Exploring mission design for imaging spectroscopy retrievals for land
and aquatic ecosystems
Abstract
The retrival algorithms used for optical remote sensing satellite data
to estimate Earth’s geophysical properties have specific requirements
for spatial resolution, temporal revisit, spectral range and resolution,
and instrument signal to noise ratio (SNR) performance to meet science
objectives. Studies to estimate surface properties from hyperspectral
data use a range of algorithms sensitive to various sources of
spectroscopic uncertainty, which are in turn influenced by mission
architecture choices. Retrieval algorithms vary across scientific fields
and may be more or less sensitive to mission architecture choices that
affect spectral, spatial, or temporal resolutions and spectrometer SNR.

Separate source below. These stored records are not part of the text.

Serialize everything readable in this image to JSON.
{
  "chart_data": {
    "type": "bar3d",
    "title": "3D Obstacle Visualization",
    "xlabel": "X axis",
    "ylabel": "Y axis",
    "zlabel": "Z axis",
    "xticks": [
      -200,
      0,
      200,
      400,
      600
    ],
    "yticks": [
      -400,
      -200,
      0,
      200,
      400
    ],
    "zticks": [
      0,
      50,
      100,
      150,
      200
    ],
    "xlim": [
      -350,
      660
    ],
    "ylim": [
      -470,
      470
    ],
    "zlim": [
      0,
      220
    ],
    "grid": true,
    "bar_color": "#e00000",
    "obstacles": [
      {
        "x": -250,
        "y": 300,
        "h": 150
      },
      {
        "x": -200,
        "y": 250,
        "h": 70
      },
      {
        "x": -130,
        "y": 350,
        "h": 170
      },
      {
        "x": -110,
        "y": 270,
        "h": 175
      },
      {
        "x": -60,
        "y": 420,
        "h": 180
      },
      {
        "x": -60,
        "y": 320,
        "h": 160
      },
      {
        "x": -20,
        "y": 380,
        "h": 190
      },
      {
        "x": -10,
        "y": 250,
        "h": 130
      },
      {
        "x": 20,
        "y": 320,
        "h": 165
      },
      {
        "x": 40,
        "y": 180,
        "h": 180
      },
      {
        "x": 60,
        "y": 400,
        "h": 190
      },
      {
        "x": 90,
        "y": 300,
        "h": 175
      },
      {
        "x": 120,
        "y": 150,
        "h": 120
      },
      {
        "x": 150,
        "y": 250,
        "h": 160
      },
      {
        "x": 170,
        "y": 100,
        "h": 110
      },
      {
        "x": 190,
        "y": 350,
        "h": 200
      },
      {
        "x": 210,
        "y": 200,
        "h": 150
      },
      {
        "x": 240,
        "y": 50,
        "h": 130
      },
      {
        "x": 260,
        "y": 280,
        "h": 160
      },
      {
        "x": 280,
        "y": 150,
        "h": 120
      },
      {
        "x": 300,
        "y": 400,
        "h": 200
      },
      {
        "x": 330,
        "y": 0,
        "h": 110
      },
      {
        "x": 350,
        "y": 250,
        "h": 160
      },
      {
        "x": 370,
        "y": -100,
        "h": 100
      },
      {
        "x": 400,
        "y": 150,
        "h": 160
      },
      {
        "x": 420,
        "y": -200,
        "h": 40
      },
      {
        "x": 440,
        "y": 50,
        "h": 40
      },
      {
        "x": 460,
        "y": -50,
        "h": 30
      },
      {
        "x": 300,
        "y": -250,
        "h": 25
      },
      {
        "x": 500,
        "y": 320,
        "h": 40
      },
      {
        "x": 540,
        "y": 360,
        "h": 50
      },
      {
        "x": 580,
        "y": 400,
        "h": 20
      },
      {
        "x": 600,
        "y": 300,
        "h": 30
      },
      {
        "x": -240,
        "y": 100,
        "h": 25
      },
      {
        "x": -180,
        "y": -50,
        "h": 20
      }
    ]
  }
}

We used representative remote sensing algorithms across terrestrial and
aquatic study domains to inform aspects of mission design that are most
important for impacting accuracy in each scientific area. We simulated
the propagation of uncertainties in the retrieval process including the
effects of different instrument configuration choices. We found that
retrieval accuracy and information content degrade consistently at
>10 nm spectral resolution, >30 m spatial
resolution, and >8 day revisit. In these studies, the noise
reduction associated with lower spatial resolution improved accuracy vis
à vis high spatial resolution measurements. The interplay between
spatial resolution, temporal revisit and SNR can be quantitatively
assessed for imaging spectroscopy missions and used to identify key
components of algorithm performance and mission observing criteria.